General Where did you start with cube?

During a decade+ hiatus from buying (and mostly playing) Magic, I found myself "drafting" a "cube" in late 2011. I had no real experience with Limited and had never even heard of a cube, yet had a fantastic time with both the draft and playing.

Fast forward several years (about a year and half ago) -- I got back into magic, but only playing Limited. My cube experience stuck with me, and the idea of building my own set seemed very appealing. The whole undertaking seemed massive and it was hard to know where to start. So instead of diving in and making a cube, I did what I normally do when confronted with a huge challenge and want to procrastinate. I started reading.

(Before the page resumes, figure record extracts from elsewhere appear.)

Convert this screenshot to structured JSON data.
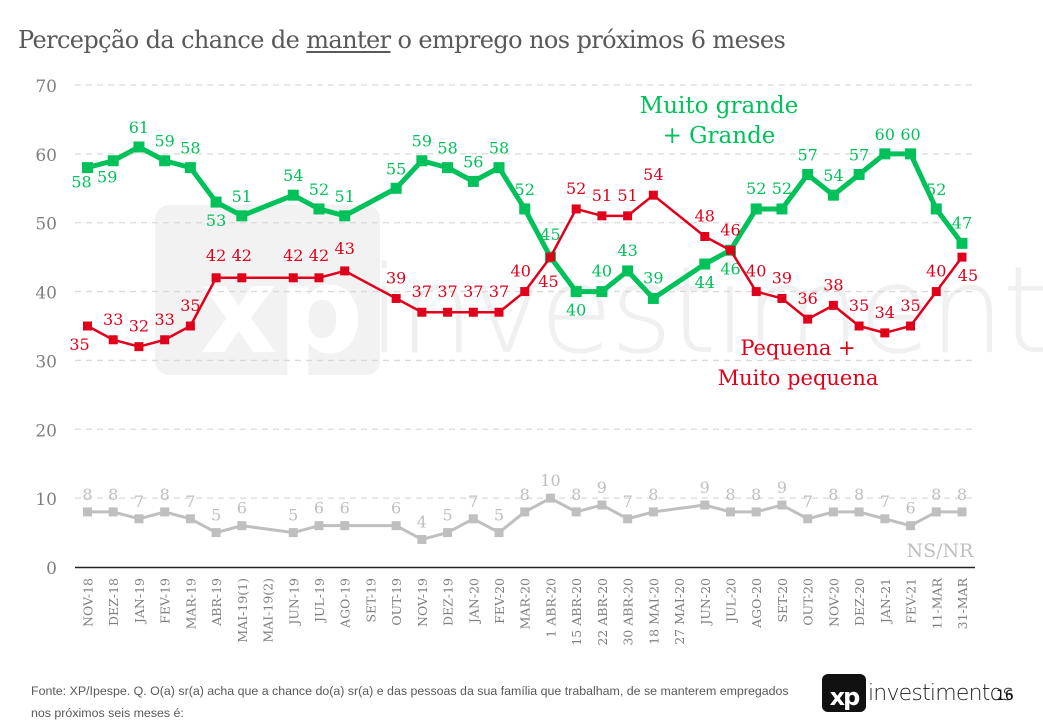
{
  "page": {
    "title_before": "Percepção da chance de ",
    "title_underlined": "manter",
    "title_after": " o emprego nos próximos 6 meses",
    "footer": "Fonte: XP/Ipespe. Q. O(a) sr(a) acha que a chance do(a) sr(a) e das pessoas da sua família que trabalham, de se manterem empregados nos próximos seis meses é:",
    "logo_mark": "xp",
    "logo_text": "investimentos",
    "page_number": "16",
    "watermark": "xp investimentos"
  },
  "chart_data": {
    "type": "line",
    "title": "Percepção da chance de manter o emprego nos próximos 6 meses",
    "xlabel": "",
    "ylabel": "",
    "ylim": [
      0,
      70
    ],
    "yticks": [
      0,
      10,
      20,
      30,
      40,
      50,
      60,
      70
    ],
    "grid": true,
    "categories": [
      "NOV-18",
      "DEZ-18",
      "JAN-19",
      "FEV-19",
      "MAR-19",
      "ABR-19",
      "MAI-19(1)",
      "MAI-19(2)",
      "JUN-19",
      "JUL-19",
      "AGO-19",
      "SET-19",
      "OUT-19",
      "NOV-19",
      "DEZ-19",
      "JAN-20",
      "FEV-20",
      "MAR-20",
      "1 ABR-20",
      "15 ABR-20",
      "22 ABR-20",
      "30 ABR-20",
      "18 MAI-20",
      "27 MAI-20",
      "JUN-20",
      "JUL-20",
      "AGO-20",
      "SET-20",
      "OUT-20",
      "NOV-20",
      "DEZ-20",
      "JAN-21",
      "FEV-21",
      "11-MAR",
      "31-MAR"
    ],
    "series": [
      {
        "name": "Muito grande + Grande",
        "legend_lines": [
          "Muito grande",
          "+ Grande"
        ],
        "color": "#00c15a",
        "values": [
          58,
          59,
          61,
          59,
          58,
          53,
          51,
          null,
          54,
          52,
          51,
          null,
          55,
          59,
          58,
          56,
          58,
          52,
          45,
          40,
          40,
          43,
          39,
          null,
          44,
          46,
          52,
          52,
          57,
          54,
          57,
          60,
          60,
          52,
          47
        ]
      },
      {
        "name": "Pequena + Muito pequena",
        "legend_lines": [
          "Pequena +",
          "Muito pequena"
        ],
        "color": "#e0001b",
        "values": [
          35,
          33,
          32,
          33,
          35,
          42,
          42,
          null,
          42,
          42,
          43,
          null,
          39,
          37,
          37,
          37,
          37,
          40,
          45,
          52,
          51,
          51,
          54,
          null,
          48,
          46,
          40,
          39,
          36,
          38,
          35,
          34,
          35,
          40,
          45
        ]
      },
      {
        "name": "NS/NR",
        "legend_lines": [
          "NS/NR"
        ],
        "color": "#bfbfbf",
        "values": [
          8,
          8,
          7,
          8,
          7,
          5,
          6,
          null,
          5,
          6,
          6,
          null,
          6,
          4,
          5,
          7,
          5,
          8,
          10,
          8,
          9,
          7,
          8,
          null,
          9,
          8,
          8,
          9,
          7,
          8,
          8,
          7,
          6,
          8,
          8
        ]
      }
    ]
  }
}
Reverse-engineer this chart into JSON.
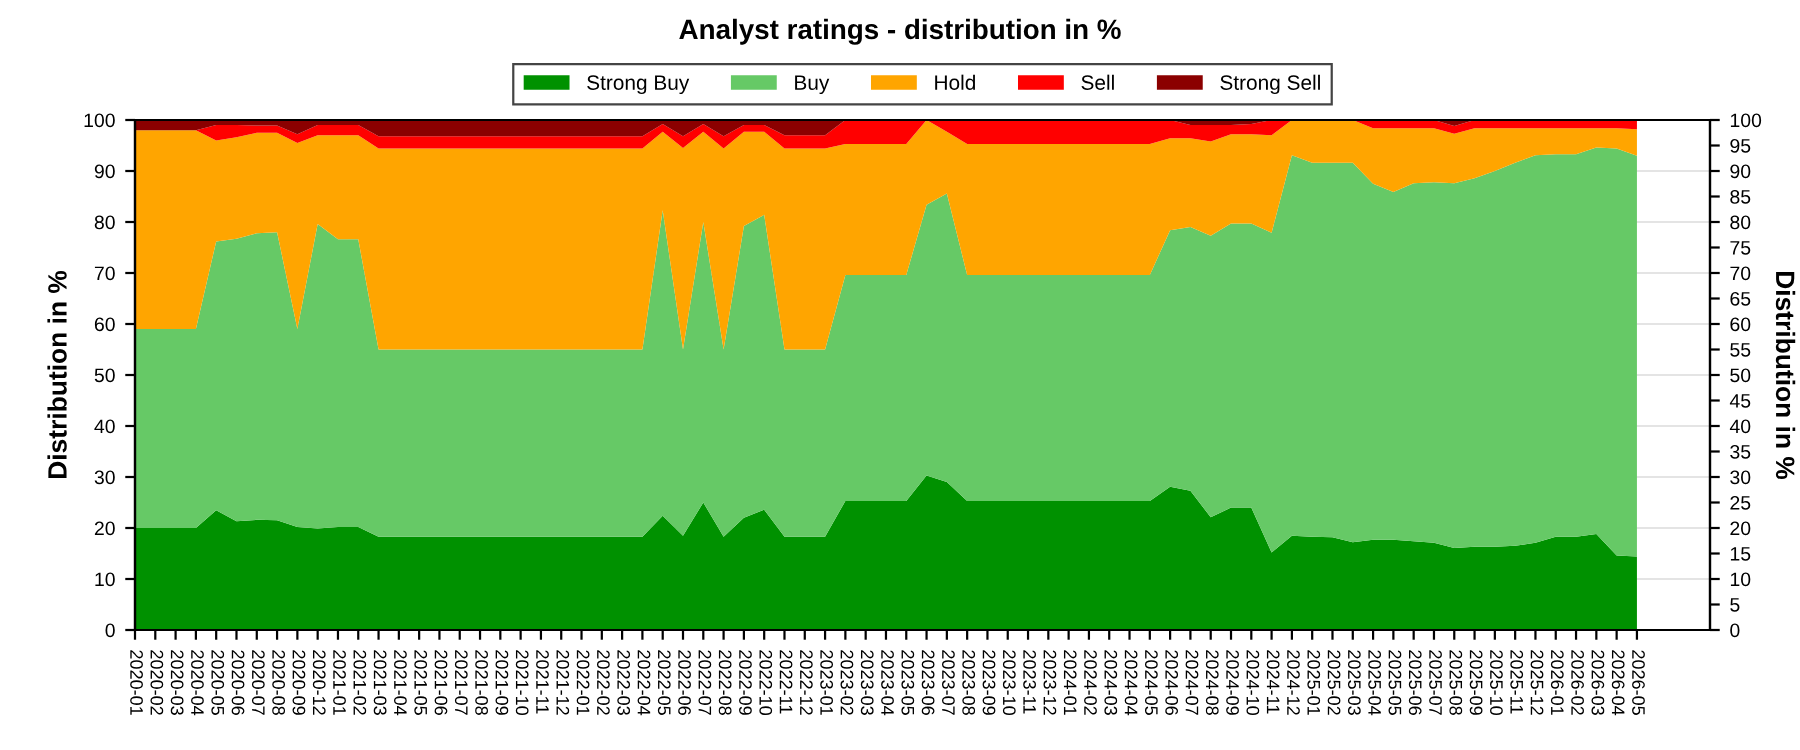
{
  "chart_data": {
    "type": "area",
    "stacked": true,
    "title": "Analyst ratings - distribution in %",
    "ylabel": "Distribution in %",
    "y2label": "Distribution in %",
    "categories": [
      "2020-01",
      "2020-02",
      "2020-03",
      "2020-04",
      "2020-05",
      "2020-06",
      "2020-07",
      "2020-08",
      "2020-09",
      "2020-12",
      "2021-01",
      "2021-02",
      "2021-03",
      "2021-04",
      "2021-05",
      "2021-06",
      "2021-07",
      "2021-08",
      "2021-09",
      "2021-10",
      "2021-11",
      "2021-12",
      "2022-01",
      "2022-02",
      "2022-03",
      "2022-04",
      "2022-05",
      "2022-06",
      "2022-07",
      "2022-08",
      "2022-09",
      "2022-10",
      "2022-11",
      "2022-12",
      "2023-01",
      "2023-02",
      "2023-03",
      "2023-04",
      "2023-05",
      "2023-06",
      "2023-07",
      "2023-08",
      "2023-09",
      "2023-10",
      "2023-11",
      "2023-12",
      "2024-01",
      "2024-02",
      "2024-03",
      "2024-04",
      "2024-05",
      "2024-06",
      "2024-07",
      "2024-08",
      "2024-09",
      "2024-10",
      "2024-11",
      "2024-12",
      "2025-01",
      "2025-02",
      "2025-03",
      "2025-04",
      "2025-05",
      "2025-06",
      "2025-07",
      "2025-08",
      "2025-09",
      "2025-10",
      "2025-11",
      "2025-12",
      "2026-01",
      "2026-02",
      "2026-03",
      "2026-04",
      "2026-05"
    ],
    "series": [
      {
        "name": "Strong Buy",
        "color": "#009100",
        "values": [
          20,
          20,
          20,
          20,
          23.5,
          21.3,
          21.6,
          21.5,
          20.2,
          19.9,
          20.2,
          20.2,
          18.3,
          18.3,
          18.3,
          18.3,
          18.3,
          18.3,
          18.3,
          18.3,
          18.3,
          18.3,
          18.3,
          18.3,
          18.3,
          18.3,
          22.4,
          18.5,
          25,
          18.3,
          22,
          23.6,
          18.3,
          18.3,
          18.3,
          25.3,
          25.3,
          25.3,
          25.3,
          30.3,
          29,
          25.3,
          25.3,
          25.3,
          25.3,
          25.3,
          25.3,
          25.3,
          25.3,
          25.3,
          25.3,
          28.1,
          27.3,
          22.1,
          24,
          24,
          15.2,
          18.5,
          18.3,
          18.2,
          17.2,
          17.7,
          17.7,
          17.4,
          17.1,
          16.1,
          16.3,
          16.3,
          16.5,
          17.1,
          18.3,
          18.3,
          18.8,
          14.6,
          14.4
        ]
      },
      {
        "name": "Buy",
        "color": "#66c966",
        "values": [
          39,
          39,
          39,
          39,
          52.7,
          55.4,
          56.2,
          56.5,
          38.8,
          59.7,
          56.4,
          56.4,
          36.7,
          36.7,
          36.7,
          36.7,
          36.7,
          36.7,
          36.7,
          36.7,
          36.7,
          36.7,
          36.7,
          36.7,
          36.7,
          36.7,
          59.9,
          36.5,
          55,
          36.7,
          57.2,
          57.8,
          36.7,
          36.7,
          36.7,
          44.3,
          44.3,
          44.3,
          44.3,
          53.1,
          56.6,
          44.3,
          44.3,
          44.3,
          44.3,
          44.3,
          44.3,
          44.3,
          44.3,
          44.3,
          44.3,
          50.3,
          51.7,
          55.2,
          55.7,
          55.7,
          62.7,
          74.6,
          73.3,
          73.4,
          74.4,
          69.8,
          68.2,
          70.2,
          70.7,
          71.5,
          72.3,
          73.7,
          75.1,
          76,
          75,
          75,
          75.8,
          79.8,
          78.6
        ]
      },
      {
        "name": "Hold",
        "color": "#ffa500",
        "values": [
          39,
          39,
          39,
          39,
          19.8,
          19.9,
          19.7,
          19.5,
          36.5,
          17.4,
          20.4,
          20.4,
          39.4,
          39.4,
          39.4,
          39.4,
          39.4,
          39.4,
          39.4,
          39.4,
          39.4,
          39.4,
          39.4,
          39.4,
          39.4,
          39.4,
          15.4,
          39.5,
          17.7,
          39.4,
          18.5,
          16.3,
          39.4,
          39.4,
          39.4,
          25.7,
          25.7,
          25.7,
          25.7,
          16.6,
          12.1,
          25.7,
          25.7,
          25.7,
          25.7,
          25.7,
          25.7,
          25.7,
          25.7,
          25.7,
          25.7,
          18,
          17.4,
          18.5,
          17.5,
          17.5,
          19.1,
          6.9,
          8.4,
          8.4,
          8.4,
          10.9,
          12.5,
          10.8,
          10.6,
          9.7,
          9.8,
          8.4,
          6.8,
          5.3,
          5.1,
          5.1,
          3.8,
          4,
          5.2
        ]
      },
      {
        "name": "Sell",
        "color": "#ff0000",
        "values": [
          0,
          0,
          0,
          0,
          3,
          2.4,
          1.4,
          1.4,
          1.7,
          2,
          2,
          2,
          2.4,
          2.4,
          2.4,
          2.4,
          2.4,
          2.4,
          2.4,
          2.4,
          2.4,
          2.4,
          2.4,
          2.4,
          2.4,
          2.4,
          1.5,
          2.3,
          1.5,
          2.4,
          1.3,
          1.3,
          2.6,
          2.6,
          2.6,
          4.7,
          4.7,
          4.7,
          4.7,
          0,
          2.3,
          4.7,
          4.7,
          4.7,
          4.7,
          4.7,
          4.7,
          4.7,
          4.7,
          4.7,
          4.7,
          3.6,
          2.6,
          3.2,
          1.8,
          2,
          3,
          0,
          0,
          0,
          0,
          1.6,
          1.6,
          1.6,
          1.6,
          1.5,
          1.6,
          1.6,
          1.6,
          1.6,
          1.6,
          1.6,
          1.6,
          1.6,
          1.8
        ]
      },
      {
        "name": "Strong Sell",
        "color": "#8b0000",
        "values": [
          2,
          2,
          2,
          2,
          1,
          1,
          1.1,
          1.1,
          2.8,
          1,
          1,
          1,
          3.2,
          3.2,
          3.2,
          3.2,
          3.2,
          3.2,
          3.2,
          3.2,
          3.2,
          3.2,
          3.2,
          3.2,
          3.2,
          3.2,
          0.8,
          3.2,
          0.8,
          3.2,
          1,
          1,
          3,
          3,
          3,
          0,
          0,
          0,
          0,
          0,
          0,
          0,
          0,
          0,
          0,
          0,
          0,
          0,
          0,
          0,
          0,
          0,
          1,
          1,
          1,
          0.8,
          0,
          0,
          0,
          0,
          0,
          0,
          0,
          0,
          0,
          1.2,
          0,
          0,
          0,
          0,
          0,
          0,
          0,
          0,
          0
        ]
      }
    ],
    "ylim": [
      0,
      100
    ],
    "yticks": [
      0,
      10,
      20,
      30,
      40,
      50,
      60,
      70,
      80,
      90,
      100
    ],
    "y2lim": [
      0,
      100
    ],
    "y2ticks": [
      0,
      5,
      10,
      15,
      20,
      25,
      30,
      35,
      40,
      45,
      50,
      55,
      60,
      65,
      70,
      75,
      80,
      85,
      90,
      95,
      100
    ],
    "grid": "y",
    "legend": "top"
  }
}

My searches inevitably led to the power-max schools of thought. I went with it for awhile because of the Maro adage, Restrictions Breed Creativity. At some point I was reviewing a change log to a pauper cube, and noticed the cube owner was trying awfully hard to add functional reprints with different names to get around the singleton restriction. It was suddenly apparent that singleton was not a design choice, but a meaningless restriction. And likewise, a number of cube restrictions supposedly meant to breed creativity were just arbitrary dogma used only for the sake of maintaining traditional rules and not for making better games. Fortunately I ran into a number of Jason's CFB articles that were in much better alignment with how I was beginning to think about cube. Likewise, I read virtually every PureMGTO Ars Arcanum article analyzing the stats behind limited sets, which are a great way to understand the science of building a limited set.

I built a fantastic spreadsheet to organize, design, and analyze my cube. Of course, I didn't actually have a cube yet, which was beginning to present a problem. I finally decided to build one based on the design principles I had laid out with one key restriction to get me started: cards that I own.

It was terrible.

Now, a year after its inaugural draft, my cube is almost to the point where I wouldn't be embarrassed to share it with the fine Riptide folks. And many of the improvements are directly because of the great thoughts and discussions you can find right here.